Le financement de la recherche est essentiel pour relever les défis futurs en matière de santé. Shutterstock
Le financement de la recherche est essentiel pour relever les défis futurs en matière de santé. Shutterstock

Le prix Nobel de physiologie ou médecine sera décerné le 3 octobre. Le Canada sera de nouveau à l’honneur grâce à la participation de scientifiques canadiens au développement d’un vaccin à ARNm.

Le prix international Canada Gairdner, offert à cinq chercheurs qui ont excellé dans les sciences médicales, est souvent considéré comme un prédicteur du prix Nobel.

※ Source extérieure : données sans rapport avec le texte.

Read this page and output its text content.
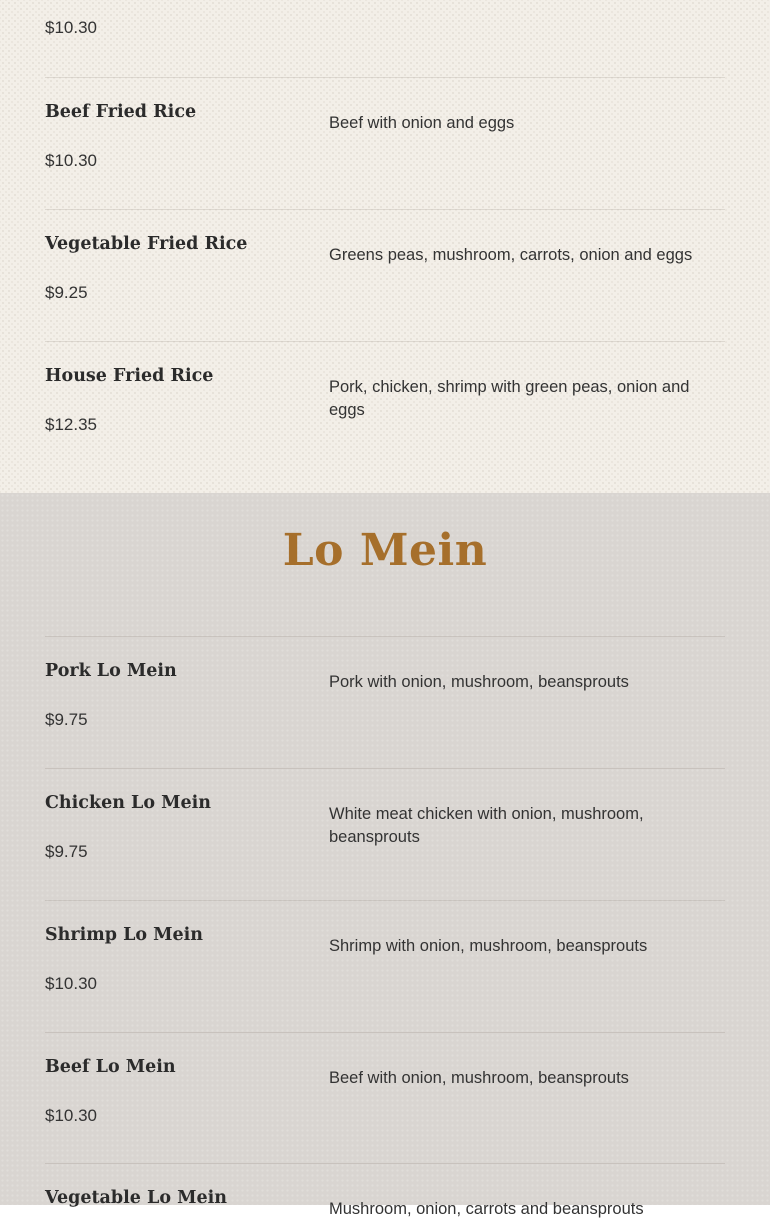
$10.30

Beef Fried Rice

$10.30

Beef with onion and eggs

Vegetable Fried Rice

$9.25

Greens peas, mushroom, carrots, onion and eggs

House Fried Rice

$12.35

Pork, chicken, shrimp with green peas, onion and eggs

Lo Mein
Pork Lo Mein

$9.75

Pork with onion, mushroom, beansprouts

Chicken Lo Mein

$9.75

White meat chicken with onion, mushroom, beansprouts

Shrimp Lo Mein

$10.30

Shrimp with onion, mushroom, beansprouts

Beef Lo Mein

$10.30

Beef with onion, mushroom, beansprouts

Vegetable Lo Mein

Mushroom, onion, carrots and beansprouts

Or, cette année, ce prix a récompensé un de nos chercheurs, Pieter Cullis, de l’Université de Colombie-Britannique, ainsi que ses collègues Katalin Karikó, de BioNTech, en Allemagne, et Drew Weissman, de l’Université de Pennsylvanie. Cullis a été reconnu pour la mise au point de l’emballage de nanoparticules lipidiques enveloppant l’ARNm conçu par Karikó, ainsi que par Weissman, pour les composantes du vaccin de la Covid-19.

Développement d’un vaccin à ARNm

La contribution du Canada au développement de vaccins à ARNm fonctionnels comprend également Nahum Sonenberg, un pionnier de la recherche sur l’ARNm qui a été consulté en lien avec le développement du vaccin à ARNm de Moderna. Sonenberg a reçu un Prix international Gairdner en 2008 pour avoir découvert comment l’ARNm est construit pour permettre la synthèse des protéines.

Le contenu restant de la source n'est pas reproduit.